Sordomutismo

Il codice prevede una disciplina sul sordismo sul presupposto che la mancanza di udito e di parola pregiudichi la capacità di autodeterminazione responsabile dell’individuo. L’art. 96 stabilisce il principio per cui tanto l’incapacità, quanto la capacità devono formare oggetto di concreto accertamento in giudizio. Se quindi, si accerta in giudizio che il sordo al momento della commissione del fatto era capace nonostante la sua affezione, l’imputabilità non è esclusa, mentre lo è in caso contrario.
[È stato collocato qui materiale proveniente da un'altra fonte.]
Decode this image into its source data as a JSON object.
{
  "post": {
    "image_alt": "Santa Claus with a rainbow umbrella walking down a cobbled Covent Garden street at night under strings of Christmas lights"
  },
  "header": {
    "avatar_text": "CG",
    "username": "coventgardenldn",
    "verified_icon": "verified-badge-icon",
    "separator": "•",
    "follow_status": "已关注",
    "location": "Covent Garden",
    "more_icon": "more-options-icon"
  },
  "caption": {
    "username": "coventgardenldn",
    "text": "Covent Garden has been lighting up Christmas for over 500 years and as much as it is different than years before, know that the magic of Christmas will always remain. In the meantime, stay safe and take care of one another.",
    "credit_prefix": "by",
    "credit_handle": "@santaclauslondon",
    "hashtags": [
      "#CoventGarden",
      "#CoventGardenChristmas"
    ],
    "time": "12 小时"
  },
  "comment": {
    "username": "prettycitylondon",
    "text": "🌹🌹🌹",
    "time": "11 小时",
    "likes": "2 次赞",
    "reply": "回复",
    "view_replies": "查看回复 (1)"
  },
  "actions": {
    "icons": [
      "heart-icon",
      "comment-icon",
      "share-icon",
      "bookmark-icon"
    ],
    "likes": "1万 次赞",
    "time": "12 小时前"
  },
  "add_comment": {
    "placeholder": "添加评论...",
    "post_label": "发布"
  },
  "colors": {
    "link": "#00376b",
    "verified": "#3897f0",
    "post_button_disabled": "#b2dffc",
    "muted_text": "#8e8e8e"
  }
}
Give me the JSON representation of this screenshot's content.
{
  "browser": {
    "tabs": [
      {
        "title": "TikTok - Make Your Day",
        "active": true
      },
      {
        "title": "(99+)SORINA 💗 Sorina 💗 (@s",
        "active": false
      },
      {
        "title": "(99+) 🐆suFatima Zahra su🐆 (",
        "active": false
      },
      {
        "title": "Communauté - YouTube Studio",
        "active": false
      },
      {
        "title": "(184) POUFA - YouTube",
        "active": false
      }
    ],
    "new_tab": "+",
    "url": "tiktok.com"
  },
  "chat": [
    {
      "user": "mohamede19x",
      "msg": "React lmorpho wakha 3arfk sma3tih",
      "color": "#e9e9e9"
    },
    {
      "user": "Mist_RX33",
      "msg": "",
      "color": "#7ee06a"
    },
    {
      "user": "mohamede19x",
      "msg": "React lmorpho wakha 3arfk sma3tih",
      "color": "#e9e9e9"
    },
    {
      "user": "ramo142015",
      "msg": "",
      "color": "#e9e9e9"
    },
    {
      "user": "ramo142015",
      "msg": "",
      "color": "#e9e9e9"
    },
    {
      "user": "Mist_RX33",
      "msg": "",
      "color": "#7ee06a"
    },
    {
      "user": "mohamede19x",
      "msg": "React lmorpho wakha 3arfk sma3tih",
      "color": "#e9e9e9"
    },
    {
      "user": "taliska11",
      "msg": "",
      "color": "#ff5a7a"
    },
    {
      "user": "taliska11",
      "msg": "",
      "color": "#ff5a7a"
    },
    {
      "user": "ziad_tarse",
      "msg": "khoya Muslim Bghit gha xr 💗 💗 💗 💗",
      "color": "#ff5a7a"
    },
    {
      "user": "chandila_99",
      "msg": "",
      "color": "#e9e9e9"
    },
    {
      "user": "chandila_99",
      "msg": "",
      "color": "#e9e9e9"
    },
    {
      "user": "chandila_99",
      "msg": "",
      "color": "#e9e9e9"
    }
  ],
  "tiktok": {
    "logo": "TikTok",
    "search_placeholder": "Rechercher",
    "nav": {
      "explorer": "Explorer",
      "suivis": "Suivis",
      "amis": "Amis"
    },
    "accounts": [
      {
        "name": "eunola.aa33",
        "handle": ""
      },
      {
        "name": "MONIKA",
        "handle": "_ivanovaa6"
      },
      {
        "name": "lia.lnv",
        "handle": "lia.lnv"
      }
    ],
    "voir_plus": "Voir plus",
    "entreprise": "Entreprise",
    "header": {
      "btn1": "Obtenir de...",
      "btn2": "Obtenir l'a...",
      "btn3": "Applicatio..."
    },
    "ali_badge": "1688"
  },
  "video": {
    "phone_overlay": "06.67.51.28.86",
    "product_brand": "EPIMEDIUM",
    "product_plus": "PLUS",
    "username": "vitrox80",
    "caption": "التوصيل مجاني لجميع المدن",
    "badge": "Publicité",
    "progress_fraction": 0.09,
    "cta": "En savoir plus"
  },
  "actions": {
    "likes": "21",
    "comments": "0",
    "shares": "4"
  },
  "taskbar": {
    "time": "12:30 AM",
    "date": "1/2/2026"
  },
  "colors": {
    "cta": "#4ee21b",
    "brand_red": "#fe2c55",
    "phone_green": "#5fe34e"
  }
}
L’art. 96 parla solo di sordismo, per cui tale disposizione non può essere applicata ai casi di solo mutismo o di sola sordità, ma occorre che sussistano entrambe le affezioni. Si distinguono poi:

  • Sordismo congenito o precocemente acquisito, che ostacola gravemente lo sviluppo psichico
  • Sordismo tardivamente acquisito, che quindi insorge in una fase in cui il patrimonio linguistico è già conseguito.

Sembra che l’art. 96 faccia solo riferimento al primo dei 2 casi.

 

Actio libera in causa (art. 87)

L’art. 87 nel disciplinare lo stato preordinato di incapacità di intendere e di volere, stabilisce che “la disposizione della prima parte dell’art. 85 (secondo cui l’imputabilità deve sussistere al momento della commissione del reato) non si applica a chi si è messo in stato di incapacità di intendere e di volere al fine di commettere il reato o di prepararsi una scusa”.
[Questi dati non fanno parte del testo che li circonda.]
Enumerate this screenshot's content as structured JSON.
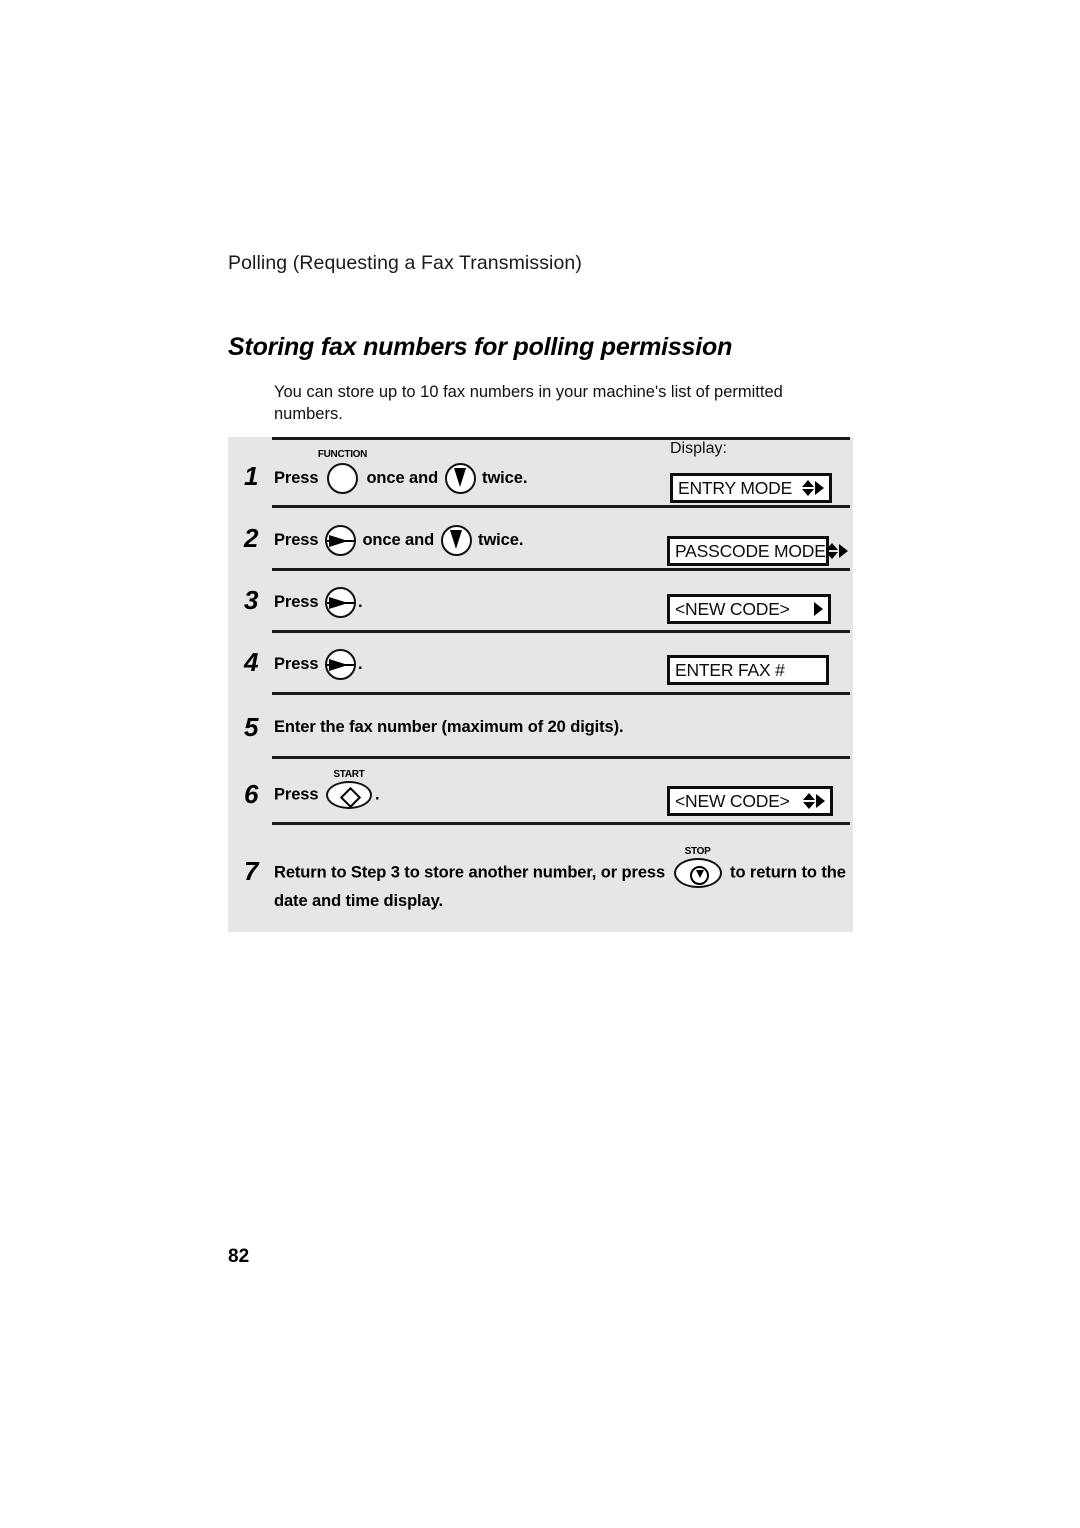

Il principio generale di cui all’art. 87 riceve una esemplificazione codicistica ella disciplina della ubriachezza preordinata. Per giustificare l’affermazione della responsabilità in casi come questi si è soliti ricorrere al paradigma dell’actio libera in causa, escogitato dalla teologia morale con specifico riferimento alle condotte peccaminose poste in essere senza libera volontà al momento della loro realizzazione, ma pur sempre riconducibili ad un precedente atto di volontà dello stesso soggetto: è actio libera in causa appunto perché il soggetto aveva il potere di porsi o no in condizioni di incapacità.

Come si spiega che il soggetto risponde ugualmente del reato commesso, se al momento del fatto, era in imputabile?
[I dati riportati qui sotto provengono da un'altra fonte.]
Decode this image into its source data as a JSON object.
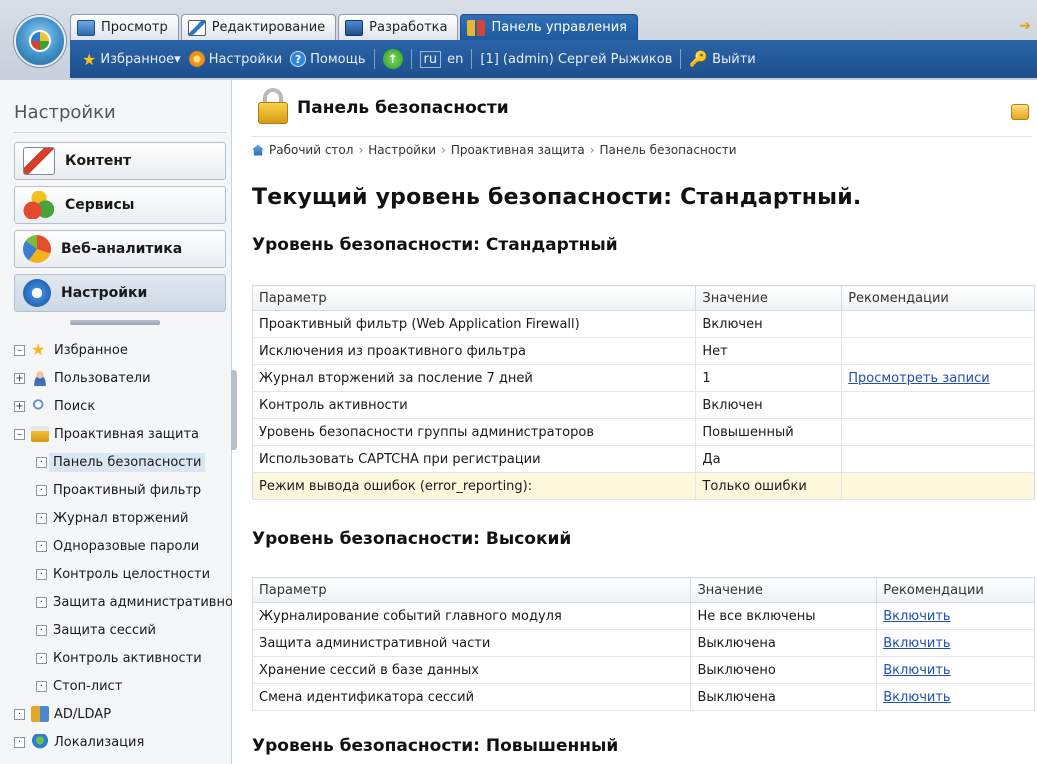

La dottrina ha sostenuto che l’attività esecutiva del reato posto in essere dall’incapace inizia già nel momento in cui egli si pone volontariamente in condizione di incapacità; ma tale tesi facente leva sull’anticipazione dell’azione tipica, finisce con l’ampliare eccessivamente il concetto di esecuzione del reato fino a farvi rientrare anche quella che è solo in realtà, una condotta precedente.

Altra parte della dottrina rinviene il fondamento della disciplina nel semplice nesso causale, per cui colui che determina una situazione dalla quale derivi un evento lesivo, deve rispondere dell’evento stesso, indipendentemente dalla circostanza che quest’ultimo sia previsto o voluto. Tale visione oggettiva contrasta però col principio di colpevolezza.

La soluzione migliore è quella che riconduce nell’alveo della colpevolezza anche l’ipotesi di incapacità procurata: al soggetto quindi, può essere mosso un rimprovero per essersi liberamente posto in quella condizione di incapacità, che gli ha reso possibile o più agevole la realizzazione del reato programmato. Ai fini della punibilità occorre che il reato concretamente posto in essere sia del tipo di quello inizialmente programmato, quindi la responsabilità esula se il fatto illecito non costituisce effettiva attuazione del programma criminoso.